Это была не последняя проблема подобного рода. Геринг становился все более мнительным. Например, как он пожаловался мне, итальянский посол рассказал ему о появившихся в зарубежной прессе намеках на то, что он, Геринг, теряет влияние, а подобные публикации могут подорвать его авторитет среди промышленников. Ни для кого уже не было секретом, что именно промышленники финансировали его роскошный образ жизни, и, как мне показалось, Геринг опасался, что падение авторитета приведет к сокращению субсидий. Я предложил Герингу пригласить крупнейших промышленников на совещание в Берлин, где официально объявлю, что подчиняюсь ему. Геринг с радостью ухватился за мое предложение, и хорошее настроение немедленно к нему вернулось.
Геринг вызвал в Берлин около пятидесяти крупных промышленников. В начале совещания я кратко высказал все, что обещал, а затем Геринг разразился длинной лекцией о важности производства вооружения, призвал присутствующих приложить максимум усилий и произнес еще множество подобных банальностей. А вот о моем назначении он не сказал ничего – ни хорошего, ни плохого, – зато в дальнейшем благодаря его апатии я смог работать совершенно беспрепятственно. Несомненно, он часто завидовал моим успехам, но два года даже и не пытался вмешиваться в мои дела.
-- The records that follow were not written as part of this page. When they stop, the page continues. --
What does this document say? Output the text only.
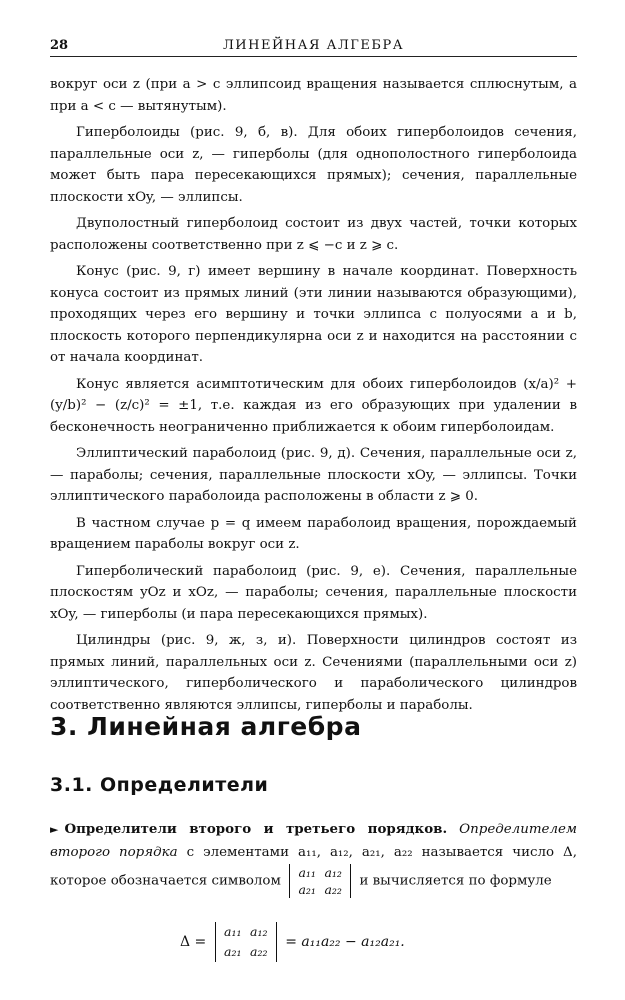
28	ЛИНЕЙНАЯ АЛГЕБРА

вокруг оси z (при a > c эллипсоид вращения называется сплюснутым, а при a < c — вытянутым).

Гиперболоиды (рис. 9, б, в). Для обоих гиперболоидов сечения, параллельные оси z, — гиперболы (для однополостного гиперболоида может быть пара пересекающихся прямых); сечения, параллельные плоскости xOy, — эллипсы.

Двуполостный гиперболоид состоит из двух частей, точки которых расположены соответственно при z ⩽ −c и z ⩾ c.

Конус (рис. 9, г) имеет вершину в начале координат. Поверхность конуса состоит из прямых линий (эти линии называются образующими), проходящих через его вершину и точки эллипса с полуосями a и b, плоскость которого перпендикулярна оси z и находится на расстоянии c от начала координат.

Конус является асимптотическим для обоих гиперболоидов (x/a)² + (y/b)² − (z/c)² = ±1, т.е. каждая из его образующих при удалении в бесконечность неограниченно приближается к обоим гиперболоидам.

Эллиптический параболоид (рис. 9, д). Сечения, параллельные оси z, — параболы; сечения, параллельные плоскости xOy, — эллипсы. Точки эллиптического параболоида расположены в области z ⩾ 0.

В частном случае p = q имеем параболоид вращения, порождаемый вращением параболы вокруг оси z.

Гиперболический параболоид (рис. 9, е). Сечения, параллельные плоскостям yOz и xOz, — параболы; сечения, параллельные плоскости xOy, — гиперболы (и пара пересекающихся прямых).

Цилиндры (рис. 9, ж, з, и). Поверхности цилиндров состоят из прямых линий, параллельных оси z. Сечениями (параллельными оси z) эллиптического, гиперболического и параболического цилиндров соответственно являются эллипсы, гиперболы и параболы.

3. Линейная алгебра
3.1. Определители
► Определители второго и третьего порядков. Определителем второго порядка с элементами a₁₁, a₁₂, a₂₁, a₂₂ называется число Δ, которое обозначается символом a₁₁ a₁₂
a₂₁ a₂₂ и вычисляется по формуле
Δ = a₁₁ a₁₂
a₂₁ a₂₂ = a₁₁a₂₂ − a₁₂a₂₁.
Полномочий, полученных от Геринга, оказалось совершенно недостаточно для моей работы. Поэтому довольно скоро, 21 марта, я представил на подпись Гитлеру другой указ: «Всю немецкую экономику следует подчинить нуждам военной промышленности». Учитывая порядки, царившие в авторитарной системе, этот указ Гитлера был равносилен диктаторским полномочиям в экономике.
Правовое положение нашей организации было неясным и опиралось главным образом на импровизации. Нигде не были четко прописаны ни мои обязанности, ни сфера моих полномочий, но я считал, что так гораздо лучше, и всеми силами пытался сохранить существовавшее положение. В результате мы могли определять сферу нашей компетенции в каждом отдельном случае, исходя из интересов дела и возможностей сотрудников. Юридическое оформление наших прав, практически безграничных, благодаря симпатии ко мне фюрера не способствовало бы достижению наших целей, а лишь привело бы к конфликтам с другими министерствами.
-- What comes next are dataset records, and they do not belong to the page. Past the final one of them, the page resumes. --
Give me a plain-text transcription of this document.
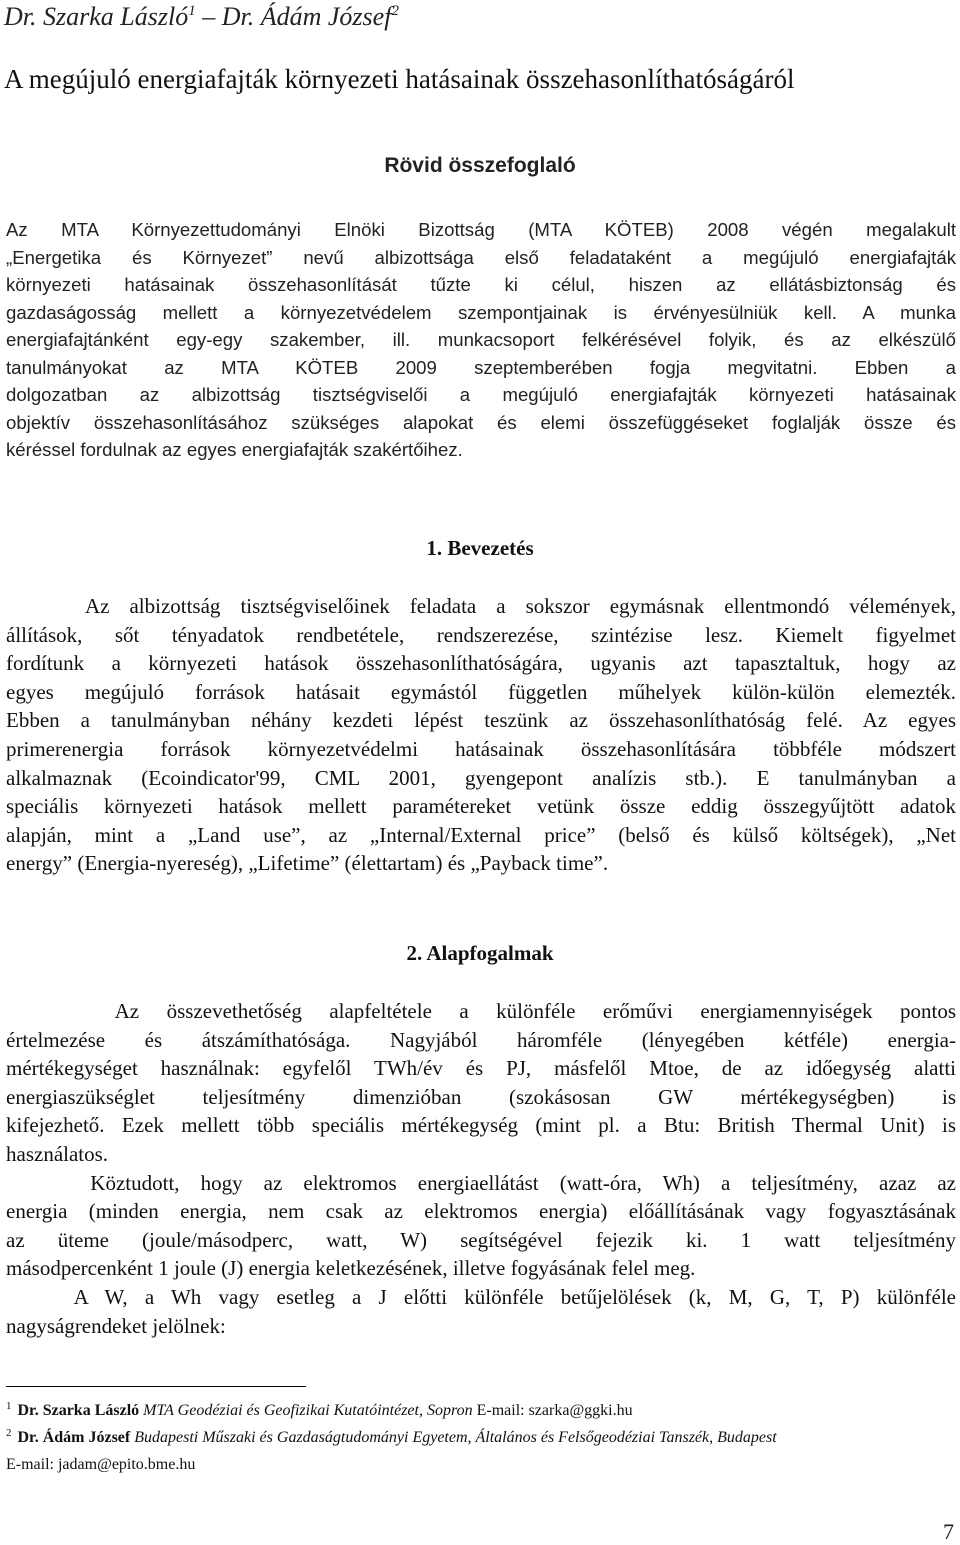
Dr. Szarka László$^1$ – Dr. Ádám József$^2$
A megújuló energiafajták környezeti hatásainak összehasonlíthatóságáról
Rövid összefoglaló
Az MTA Környezettudományi Elnöki Bizottság (MTA KÖTEB) 2008 végén megalakult
„Energetika és Környezet” nevű albizottsága első feladataként a megújuló energiafajták
környezeti hatásainak összehasonlítását tűzte ki célul, hiszen az ellátásbiztonság és
gazdaságosság mellett a környezetvédelem szempontjainak is érvényesülniük kell. A munka
energiafajtánként egy-egy szakember, ill. munkacsoport felkérésével folyik, és az elkészülő
tanulmányokat az MTA KÖTEB 2009 szeptemberében fogja megvitatni. Ebben a
dolgozatban az albizottság tisztségviselői a megújuló energiafajták környezeti hatásainak
objektív összehasonlításához szükséges alapokat és elemi összefüggéseket foglalják össze és
kéréssel fordulnak az egyes energiafajták szakértőihez.
1. Bevezetés
Az albizottság tisztségviselőinek feladata a sokszor egymásnak ellentmondó vélemények,
állítások, sőt tényadatok rendbetétele, rendszerezése, szintézise lesz. Kiemelt figyelmet
fordítunk a környezeti hatások összehasonlíthatóságára, ugyanis azt tapasztaltuk, hogy az
egyes megújuló források hatásait egymástól független műhelyek külön-külön elemezték.
Ebben a tanulmányban néhány kezdeti lépést teszünk az összehasonlíthatóság felé. Az egyes
primerenergia források környezetvédelmi hatásainak összehasonlítására többféle módszert
alkalmaznak (Ecoindicator'99, CML 2001, gyengepont analízis stb.). E tanulmányban a
speciális környezeti hatások mellett paramétereket vetünk össze eddig összegyűjtött adatok
alapján, mint a „Land use”, az „Internal/External price” (belső és külső költségek), „Net
energy” (Energia-nyereség), „Lifetime” (élettartam) és „Payback time”.
2. Alapfogalmak
Az összevethetőség alapfeltétele a különféle erőművi energiamennyiségek pontos
értelmezése és átszámíthatósága. Nagyjából háromféle (lényegében kétféle) energia-
mértékegységet használnak: egyfelől TWh/év és PJ, másfelől Mtoe, de az időegység alatti
energiaszükséglet teljesítmény dimenzióban (szokásosan GW mértékegységben) is
kifejezhető. Ezek mellett több speciális mértékegység (mint pl. a Btu: British Thermal Unit) is
használatos.
Köztudott, hogy az elektromos energiaellátást (watt-óra, Wh) a teljesítmény, azaz az
energia (minden energia, nem csak az elektromos energia) előállításának vagy fogyasztásának
az üteme (joule/másodperc, watt, W) segítségével fejezik ki. 1 watt teljesítmény
másodpercenként 1 joule (J) energia keletkezésének, illetve fogyásának felel meg.
A W, a Wh vagy esetleg a J előtti különféle betűjelölések (k, M, G, T, P) különféle
nagyságrendeket jelölnek:
$^1$ Dr. Szarka László MTA Geodéziai és Geofizikai Kutatóintézet, Sopron E-mail: szarka@ggki.hu
$^2$ Dr. Ádám József Budapesti Műszaki és Gazdaságtudományi Egyetem, Általános és Felsőgeodéziai Tanszék, Budapest
E-mail: jadam@epito.bme.hu
7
Подобная неопределенность была раковой опухолью гитлеровского метода правления, но я не противодействовал системе до тех пор, пока она позволяла мне эффективно работать и пока Гитлер подписывал все представляемые мною указы. Но когда он перестал не раздумывая удовлетворять мои просьбы – а на некоторых направлениях это произошло довольно скоро, – мне приходилось делать выбор: либо бездействовать, либо идти на хитрости.
Вечером 2 марта 1942 года, примерно через месяц после моего назначения, я пригласил архитекторов, занятых в проекте реконструкции Берлина, на прощальный обед в ресторан Хорхера и обратился к ним с короткой речью. Я говорил, что рано или поздно то, чему вы изо всех сил сопротивляетесь, берет над вами верх; что, как ни странно, моя новая сфера деятельности не так уж далека от прежней, как может показаться с первого взгляда. «Еще в университете я понял, – продолжал я, – что если мы хотим освоить нечто новое, то должны как следует разобраться с каким-то одним делом. Поэтому сейчас я решил уделить главное внимание производству танков, полагая, что это поможет мне ухватить суть многих других задач. Как человек предусмотрительный, я набросал программу на следующие два года, хотя надеюсь вернуться к архитектуре раньше. Мое военное назначение принесет немало пользы, ибо нас, технократов, призовут разрешать грядущие проблемы. Более того, – несколько высокопарно заключил я свою речь, – ведущая роль будет принадлежать архитекторам».